SALT LAKE CITY — A proposed reorganization of the Salt Lake City Police Department would establish a police precinct in the Rio Grande/Depot District, placing about 100 officers in the neighborhood, according to an email sent to members of the Pioneer Park Coalition.
Coalition members were urged to lend their support for the reorganization by speaking out at Tuesday’s Salt Lake City Council meeting or emailing City Council members, the email states.
The grass-roots coalition is privately funded and includes area business and property owners, community leaders, homeless services providers, police and government representatives.
The Salt Lake City Police Department would not confirm the proposal, but a spokeswoman said Chief Chris Burbank is scheduled to brief the City Council on the department’s proposed budget for 2014-15 on Tuesday afternoon. Overall, the proposed budget for the police department for the upcoming fiscal year is $57.8 million, about $2 million more than the current year, according to city documents.
No details would be released until Burbank’s presentation during the council work session, tentatively scheduled to begin at 3:30 p.m. in Room 326 of the Salt Lake City-County Building, 451 S. State, said department spokeswoman Lara Jones.
The council’s agenda includes an organizational chart that places a "Pioneer Precinct" under the purview of Logistics Deputy Chief Tim Doubt, who is also over the public safety complex, the evidence and crime lab, as well as tech support.
The police department presently operates a substation in a storefront west of Pioneer Park, Jones said. Officers use the space to do paperwork and store equipment, but it is not open to the public.
Other sources who spoke on background said preliminary discussions with the police department contemplated assigning more officers a precinct to patrol the area and housing other officers such as detectives in precinct offices to establish a greater police presence in the Pioneer Park/Depot district.
Salt Lake City officials would not comment on the proposal and referred questions to the police department.

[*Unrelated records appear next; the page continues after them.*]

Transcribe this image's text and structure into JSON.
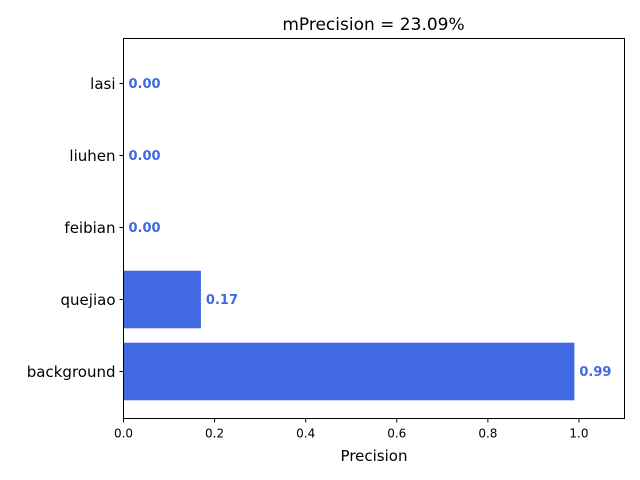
{
  "chart_data": {
    "type": "bar",
    "orientation": "horizontal",
    "title": "mPrecision = 23.09%",
    "xlabel": "Precision",
    "ylabel": "",
    "categories": [
      "background",
      "quejiao",
      "feibian",
      "liuhen",
      "lasi"
    ],
    "values": [
      0.99,
      0.17,
      0.0,
      0.0,
      0.0
    ],
    "value_labels": [
      "0.99",
      "0.17",
      "0.00",
      "0.00",
      "0.00"
    ],
    "xlim": [
      0,
      1.1
    ],
    "xticks": [
      0.0,
      0.2,
      0.4,
      0.6,
      0.8,
      1.0
    ],
    "xtick_labels": [
      "0.0",
      "0.2",
      "0.4",
      "0.6",
      "0.8",
      "1.0"
    ],
    "grid": false,
    "legend": "none",
    "bar_color": "#4169e1",
    "label_color": "#4169e1"
  }
}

Liz Buhler, the city’s homeless services coordinator, said multiple strategies are at work to address concerns raised by business owners, homeless service providers and residents of the Pioneer Park/Depot area.
"There's a lot of excitement, and a lot of people want to help what they see as a situation that can be improved," Buhler said.
The inaugural Street Engagement Team, composed of three nonprofit agencies that provide direct services to homeless people — Fourth Street Clinic, Volunteers of America and The Road Home — is expected to launch within two weeks. The team was funded with a grant from the Salt Lake County Council of Governments.
The city plans to install specially designed public restrooms near The Road Home shelter and across the street from the Salt Palace in July. The restrooms would be based on the Portland Loo design, which are made of stainless steel and have angled slots at the top and bottom, enabling police to readily determine whether the units are being used for drug sales, prostitution or other illegal activity.
"It's a very cool thing. It's a service, but we're not creating a new spot where crime might happen. Unfortunately, that happens in more traditional restrooms," Buhler said.
The city has concentrated heavily on improving the area since last fall, an effort that includes long-term planning for use of Pioneer Park, she said.
In recent months, Salt Lake police have stepped up enforcement and community policing activities in response to complaints of businesses and residents about safety and filthy conditions in the park and surrounding streets.
Cleanup crews from Valley Services regularly pick up trash, and the police department recently announced an initiative that encourages businesses or nonprofit agencies with private surveillance systems to share their IP addresses with the department to give them “additional eyes,” Deputy Chief Mike Brown said at the time.
Meanwhile, the city prosecutor’s office has urged crime victims in the community to fill out victim impact statements to help prosecutors obtain maximum penalties for offenders.